Right now the only thing we’re missing is the present day Lyndon Johnson. To see this possibility become a reality, we would need a central figure to identify the massive amounts of new wealth held by crypto wildcatters and funnel those funds into Libertarian campaigns.

A 2018 article from FiveThirtyEight explains the mechanics behind how money influences elections. The more money spent on a campaign, the more likely a candidate is to win an election. This relationship is clear. It is not, however, a definitive causal relationship.

The article also explains that political spending is most effective when it is used to raise awareness of an unknown candidate and in races where the outcome is less predetermined by party lines. 

Advertising is useful for making voters aware that a candidate or an issue exists at all. Once you’ve established that you’re real and that enough people are paying attention to you to give you a decent chunk of money, you reach a point of diminishing returns…But a congressperson running in a close race, with no incumbent — or someone running for small-potatoes local offices that voters often just skip on the ballot — is probably getting a lot more bang for their buck.

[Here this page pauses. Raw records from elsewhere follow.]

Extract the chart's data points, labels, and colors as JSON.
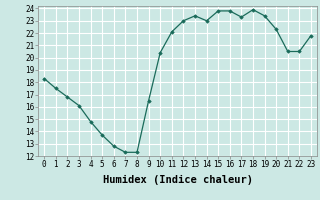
{
  "x": [
    0,
    1,
    2,
    3,
    4,
    5,
    6,
    7,
    8,
    9,
    10,
    11,
    12,
    13,
    14,
    15,
    16,
    17,
    18,
    19,
    20,
    21,
    22,
    23
  ],
  "y": [
    18.3,
    17.5,
    16.8,
    16.1,
    14.8,
    13.7,
    12.8,
    12.3,
    12.3,
    16.5,
    20.4,
    22.1,
    23.0,
    23.4,
    23.0,
    23.8,
    23.8,
    23.3,
    23.9,
    23.4,
    22.3,
    20.5,
    20.5,
    21.8
  ],
  "xlabel": "Humidex (Indice chaleur)",
  "xlim": [
    -0.5,
    23.5
  ],
  "ylim": [
    12,
    24.2
  ],
  "yticks": [
    12,
    13,
    14,
    15,
    16,
    17,
    18,
    19,
    20,
    21,
    22,
    23,
    24
  ],
  "xticks": [
    0,
    1,
    2,
    3,
    4,
    5,
    6,
    7,
    8,
    9,
    10,
    11,
    12,
    13,
    14,
    15,
    16,
    17,
    18,
    19,
    20,
    21,
    22,
    23
  ],
  "line_color": "#1a6b5a",
  "marker": "D",
  "marker_size": 1.8,
  "bg_color": "#cce8e4",
  "grid_color": "#ffffff",
  "xlabel_fontsize": 7.5,
  "tick_fontsize": 5.5
}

If the Libertarian party wants to make a legitimate splash on the national political stage, they will harness money from the crypto wildcatters and spend it on Congressional races in evenly divided districts. They will paint themselves as the better alternative to the Republican party, and they’ll sway Trump voters who would’ve otherwise cast a Republican ballot.

Here’s a crypto wildcatter basically saying the same thing.

The process will be slow, if it happens at all. But Lyndon Johnson and the East Texas wildcatters provided a playbook for changing the American political landscape. 

There is a new source of money. 

There are new incentive structures. 

There is a traditional political party ripe for disruption. 

This leaves only one question: Is there a present day Lyndon Johnson to identify the money tree and funnel its fruits in the right direction?

If the answer is yes, we’ll be seeing some interesting political shifts in the years ahead.